In what is an early contender for headline of the year a Dubai man has been jailed for 5 years after using £5 million of his wife's money in order to purchase Portsmouth FC football club.
Dubai newspaper The National reported that the man along with his accountant have been jailed for forgery of official documents and use of forged official documents.
The Emirati wife of the accused had set up a fixed deposit account at her bank but after failing to receive any profits from the account, contacted the accounts manager who tried to dissuade her suspicions:
He sent me an email in August 2010 confirming that the procedures for the fixed deposit had been completed and recommended that I continue my investment for another year.
She also stated that the manager had sent her some documents to sign but that she had refused to do so.

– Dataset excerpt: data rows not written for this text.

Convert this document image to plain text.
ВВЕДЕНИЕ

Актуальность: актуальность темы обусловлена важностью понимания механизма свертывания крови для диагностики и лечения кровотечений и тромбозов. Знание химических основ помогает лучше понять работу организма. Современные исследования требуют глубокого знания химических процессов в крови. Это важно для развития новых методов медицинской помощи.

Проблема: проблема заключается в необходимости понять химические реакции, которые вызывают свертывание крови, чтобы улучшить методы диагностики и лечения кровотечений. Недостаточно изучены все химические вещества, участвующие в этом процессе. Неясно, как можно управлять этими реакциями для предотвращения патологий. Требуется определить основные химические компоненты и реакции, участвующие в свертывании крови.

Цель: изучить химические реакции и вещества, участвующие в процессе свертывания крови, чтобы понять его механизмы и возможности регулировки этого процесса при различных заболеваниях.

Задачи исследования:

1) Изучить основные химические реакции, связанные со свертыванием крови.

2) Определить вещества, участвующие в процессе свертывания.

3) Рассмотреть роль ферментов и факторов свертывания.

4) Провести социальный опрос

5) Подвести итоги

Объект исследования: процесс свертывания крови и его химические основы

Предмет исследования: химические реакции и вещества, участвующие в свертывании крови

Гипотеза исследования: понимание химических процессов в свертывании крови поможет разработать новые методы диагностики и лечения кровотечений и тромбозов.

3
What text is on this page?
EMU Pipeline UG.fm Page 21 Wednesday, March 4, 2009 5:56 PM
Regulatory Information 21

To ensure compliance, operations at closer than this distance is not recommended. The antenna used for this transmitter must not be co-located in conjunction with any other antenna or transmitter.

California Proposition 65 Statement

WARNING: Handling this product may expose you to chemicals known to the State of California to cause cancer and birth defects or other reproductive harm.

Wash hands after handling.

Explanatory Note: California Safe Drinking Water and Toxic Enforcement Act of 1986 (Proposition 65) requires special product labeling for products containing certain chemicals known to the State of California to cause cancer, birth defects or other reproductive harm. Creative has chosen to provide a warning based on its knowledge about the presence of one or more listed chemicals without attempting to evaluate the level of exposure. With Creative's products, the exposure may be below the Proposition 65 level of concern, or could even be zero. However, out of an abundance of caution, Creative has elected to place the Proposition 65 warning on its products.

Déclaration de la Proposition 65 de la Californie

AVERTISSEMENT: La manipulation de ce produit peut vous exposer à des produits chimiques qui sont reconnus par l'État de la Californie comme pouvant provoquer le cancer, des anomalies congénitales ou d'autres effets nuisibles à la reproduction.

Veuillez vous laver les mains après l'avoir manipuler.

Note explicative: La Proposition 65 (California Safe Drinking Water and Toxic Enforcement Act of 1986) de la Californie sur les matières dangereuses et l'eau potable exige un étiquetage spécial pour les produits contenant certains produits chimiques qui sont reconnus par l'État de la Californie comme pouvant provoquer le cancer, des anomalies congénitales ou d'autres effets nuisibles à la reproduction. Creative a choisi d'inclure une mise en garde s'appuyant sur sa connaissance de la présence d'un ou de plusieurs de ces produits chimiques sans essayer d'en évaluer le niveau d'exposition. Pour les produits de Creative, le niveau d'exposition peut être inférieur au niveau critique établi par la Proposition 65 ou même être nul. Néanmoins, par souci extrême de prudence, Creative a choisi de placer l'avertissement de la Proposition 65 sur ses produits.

Then, in September 2011, she contacted the accounts manager again, asking him to move the amount of her fixed deposit to a different bank because she had still not received any profit:
But he kept stalling so I visited the bank and met the bank manager and another man, they told me that my account had zero money in it.
The manager in question told the authorities that the woman’s husband was handling her fixed deposit after she gave him official authorisation, and that the husband transferred the money to a law firm in the UK. The story then takes a turn for the bizarre after court records show that the money taken from the victim were used by the law firm representing the accused to buy the then Premier League football club Portsmouth FC.
The woman denied giving her husband authorisation to manage the account, stating ‘I didn’t give my husband any authorisation to withdraw or transfer the money, I just gave him an authorisation to handle general inquires by phone and fax’.
So let this be a lesson to all you women out there, joint accounts are a bad idea! Sure they might seem practical at the time, but if you take your eye off the ball you could come home to find your significant other has bought a majority stake in a struggling English football club.